Otodafe: kafirlerin yakıldığı ateş.
Sine qua: zorunlu koşul anlamında
“Size doğrusunu söyleyeyim, buğday tanesi toprağa düşüp
ölmedikçe yalnız kalır. Ama ölürse çok ürün verir.” Yuhanna 12:24
"Burada söz konusu olan aptallık değildir: bu kaçıkların çoğu
oldukça akıllı ve kurnazdır, ahmaklık ise bir tür özel, ulusal özelliktir."
"Fedor Pavloviç, karısının ölüm haberini öğrendiğinde
sarhoşmuş, sokaklarda koşmaya ve ellerini göğe kaldırarak sevinçten ‘İşte şimdi
azat ettin’ diye bağırmaya başladığını söylerler. Bazılarına göre de, küçük bir
çocuk gibi hıçkıra hıçkıra ağlamış. Herkes ondan tiksindiği halde bu halini
görmek acı vericiymiş. Her ikisi de mümkündür, yani bir yandan kendi
kurtuluşuna sevinmiş, bir yandan da kurtarıcısına ağlamış olabilir. Çoğu
durumlarda insanlar, hatta caniler bile genellikle düşündüğümüzden çok daha
saftırlar. Biz de öyleyiz ya."
"‘Bu masum gözler, o anda benim ruhumu ustura gibi kesmişti,’

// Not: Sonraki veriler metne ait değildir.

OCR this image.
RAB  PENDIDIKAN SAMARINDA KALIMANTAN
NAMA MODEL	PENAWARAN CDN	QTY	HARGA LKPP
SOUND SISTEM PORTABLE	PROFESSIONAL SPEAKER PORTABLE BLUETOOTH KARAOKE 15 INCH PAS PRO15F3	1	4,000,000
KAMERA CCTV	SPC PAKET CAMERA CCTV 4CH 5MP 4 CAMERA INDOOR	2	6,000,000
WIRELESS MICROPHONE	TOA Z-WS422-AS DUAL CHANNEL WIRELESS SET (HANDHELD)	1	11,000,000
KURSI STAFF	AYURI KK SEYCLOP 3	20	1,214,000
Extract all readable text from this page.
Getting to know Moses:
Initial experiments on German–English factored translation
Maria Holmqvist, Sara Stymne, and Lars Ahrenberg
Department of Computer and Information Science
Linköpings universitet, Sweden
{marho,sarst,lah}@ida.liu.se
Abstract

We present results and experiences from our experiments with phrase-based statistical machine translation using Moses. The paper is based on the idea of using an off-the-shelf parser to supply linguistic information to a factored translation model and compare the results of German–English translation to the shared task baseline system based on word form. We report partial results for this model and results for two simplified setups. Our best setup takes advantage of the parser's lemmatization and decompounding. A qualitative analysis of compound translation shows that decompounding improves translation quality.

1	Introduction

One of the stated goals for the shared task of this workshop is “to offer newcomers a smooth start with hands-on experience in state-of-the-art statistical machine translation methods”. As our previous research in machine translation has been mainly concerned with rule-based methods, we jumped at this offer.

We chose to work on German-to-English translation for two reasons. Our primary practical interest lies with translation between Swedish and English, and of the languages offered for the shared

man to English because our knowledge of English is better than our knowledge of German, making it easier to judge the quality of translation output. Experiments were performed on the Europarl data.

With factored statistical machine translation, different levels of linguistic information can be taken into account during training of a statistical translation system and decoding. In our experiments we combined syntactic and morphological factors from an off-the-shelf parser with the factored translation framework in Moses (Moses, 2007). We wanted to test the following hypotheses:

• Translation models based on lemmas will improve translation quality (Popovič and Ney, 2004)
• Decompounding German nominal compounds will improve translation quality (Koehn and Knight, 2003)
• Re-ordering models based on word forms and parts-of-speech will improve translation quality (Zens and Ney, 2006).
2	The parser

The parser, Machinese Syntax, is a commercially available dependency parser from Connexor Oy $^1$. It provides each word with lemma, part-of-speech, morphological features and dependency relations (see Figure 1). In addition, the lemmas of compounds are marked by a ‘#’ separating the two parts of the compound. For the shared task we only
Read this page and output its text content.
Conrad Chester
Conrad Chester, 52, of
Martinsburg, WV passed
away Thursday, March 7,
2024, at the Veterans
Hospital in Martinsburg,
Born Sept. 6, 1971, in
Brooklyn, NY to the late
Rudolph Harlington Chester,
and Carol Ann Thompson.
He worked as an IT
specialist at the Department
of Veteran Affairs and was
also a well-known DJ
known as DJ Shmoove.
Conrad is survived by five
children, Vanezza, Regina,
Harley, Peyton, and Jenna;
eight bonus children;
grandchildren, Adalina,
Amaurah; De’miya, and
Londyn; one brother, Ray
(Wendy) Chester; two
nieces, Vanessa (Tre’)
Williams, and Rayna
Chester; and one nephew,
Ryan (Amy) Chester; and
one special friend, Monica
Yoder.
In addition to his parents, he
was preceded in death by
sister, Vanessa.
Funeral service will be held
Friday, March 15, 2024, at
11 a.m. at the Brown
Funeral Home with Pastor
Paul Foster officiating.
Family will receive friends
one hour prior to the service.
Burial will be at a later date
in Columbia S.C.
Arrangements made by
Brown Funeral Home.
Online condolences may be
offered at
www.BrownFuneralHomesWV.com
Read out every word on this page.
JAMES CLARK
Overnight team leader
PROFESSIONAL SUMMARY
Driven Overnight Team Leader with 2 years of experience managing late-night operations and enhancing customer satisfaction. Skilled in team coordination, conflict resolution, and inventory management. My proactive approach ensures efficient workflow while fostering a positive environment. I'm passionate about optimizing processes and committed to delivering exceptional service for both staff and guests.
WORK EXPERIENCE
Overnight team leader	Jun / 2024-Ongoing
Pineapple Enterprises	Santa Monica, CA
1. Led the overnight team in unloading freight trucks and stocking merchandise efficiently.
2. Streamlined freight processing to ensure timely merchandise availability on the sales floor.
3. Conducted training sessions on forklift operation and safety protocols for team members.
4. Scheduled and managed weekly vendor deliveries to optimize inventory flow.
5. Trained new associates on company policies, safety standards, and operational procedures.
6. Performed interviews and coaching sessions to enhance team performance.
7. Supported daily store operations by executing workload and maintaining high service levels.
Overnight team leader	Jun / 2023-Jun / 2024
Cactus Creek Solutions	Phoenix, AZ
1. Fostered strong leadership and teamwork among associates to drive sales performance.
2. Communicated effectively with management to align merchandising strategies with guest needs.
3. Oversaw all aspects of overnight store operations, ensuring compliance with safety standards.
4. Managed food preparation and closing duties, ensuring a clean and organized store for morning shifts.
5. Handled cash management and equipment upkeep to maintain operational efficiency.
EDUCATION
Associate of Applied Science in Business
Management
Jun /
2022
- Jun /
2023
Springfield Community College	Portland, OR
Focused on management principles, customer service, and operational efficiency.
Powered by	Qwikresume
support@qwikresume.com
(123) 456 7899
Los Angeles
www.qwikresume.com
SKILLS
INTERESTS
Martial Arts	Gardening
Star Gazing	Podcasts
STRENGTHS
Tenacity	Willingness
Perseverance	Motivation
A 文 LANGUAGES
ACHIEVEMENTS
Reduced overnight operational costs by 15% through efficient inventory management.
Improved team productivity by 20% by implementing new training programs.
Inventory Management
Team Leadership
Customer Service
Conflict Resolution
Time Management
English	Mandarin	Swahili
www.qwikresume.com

diyordu sonradan iğrenç bir şekilde kikirdeyerek."
"Fransızın biri cehennemi şöyle anlatmış: ‘J’ai vu l’ombre
d’un cocher, qui avec l’ombre d’une brosse frottait l’ombre d’une carrosse.’
[bir fırça gölgesiyle bir araba gölgesini temizleyen bir arabacı gölgesi
gördüm.]"
"…ama bence mucizeler bir gerçekçiyi hiçbir zaman şaşırtmaz.
Bir gerçekçiyi imana meylettiren mucizeler değildir. Gerçek anlamda bir
gerçekçi, eğer imanlı biri değilse, mucizeye inanmama gücünü ve yeteneğini her
zaman kendisinde bulacaktır ve eğer mucize onun önünde karşı konulmaz bir olgu
haline gelirse, bu olguya izin vermektense kendi duygularına inanmamayı tercih
edecektir. Eğer bu olguya izin verecek
olursa, doğal bir olgu olarak izin verir, ama o ana kadar onun bilmediği bir
olgu olarak. Bir gerçekçide inanç mucizeden değil, mucize inançtan doğar. Eğer
bir gerçekçi bir kez inanmışsa, kendi gerçekçiliği uyarınca mucizeye de mutlaka
inanmak zorundadır. Havari Thomas, görmeden önce inanmayacağını söylemiş,
gördüğü zaman da şöyle demiş: “Rabbimsin ve Tanrımsın!” Onu inanmaya zorlayan
mucize midir? Herhalde değil. Sadece inanmak istediği için inanmıştır. Belki de
daha “Görmeden inanmayacağım” dediği zamanlarda bile varlığının gizli bir
köşesinde tam olarak inanmaktaydı."
"Doğal olarak kendi kendine şöyle diyordu: “Ölümsüzlük için
yaşamak istiyorum, yarı yarıya uzlaşma kabul etmem.” Eğer ölümsüzlüğün ve
Tanrı’nın olmadığına karar vermiş olsaydı, şimdi ateist ve sosyalist olurdu
(çünkü sosyalizm, sadece bir işçi sorunu yada dördüncü sınıfın sorunu değil,
aynı zamanda ve özellikle ateizm sorunudur, ateizmin zamanımızdaki cisimlenmesi
sorunudur, Tanrısız olarak, yerden göğe erişmek için değil, göklerden yere
bilgi vermek için kurulmuş bir Babil Kulesi sorunudur.)"
"Starets, sizin ruhunuzu, iradenizi kendi ruhuna ve kendi
iradesine bağlayan adamdır. Bir staretsi seçtikten sonra kendi iradenizden
vazgeçiyor ve iradenizi tam bir itaat içinde staretse teslim ediyorsunuz."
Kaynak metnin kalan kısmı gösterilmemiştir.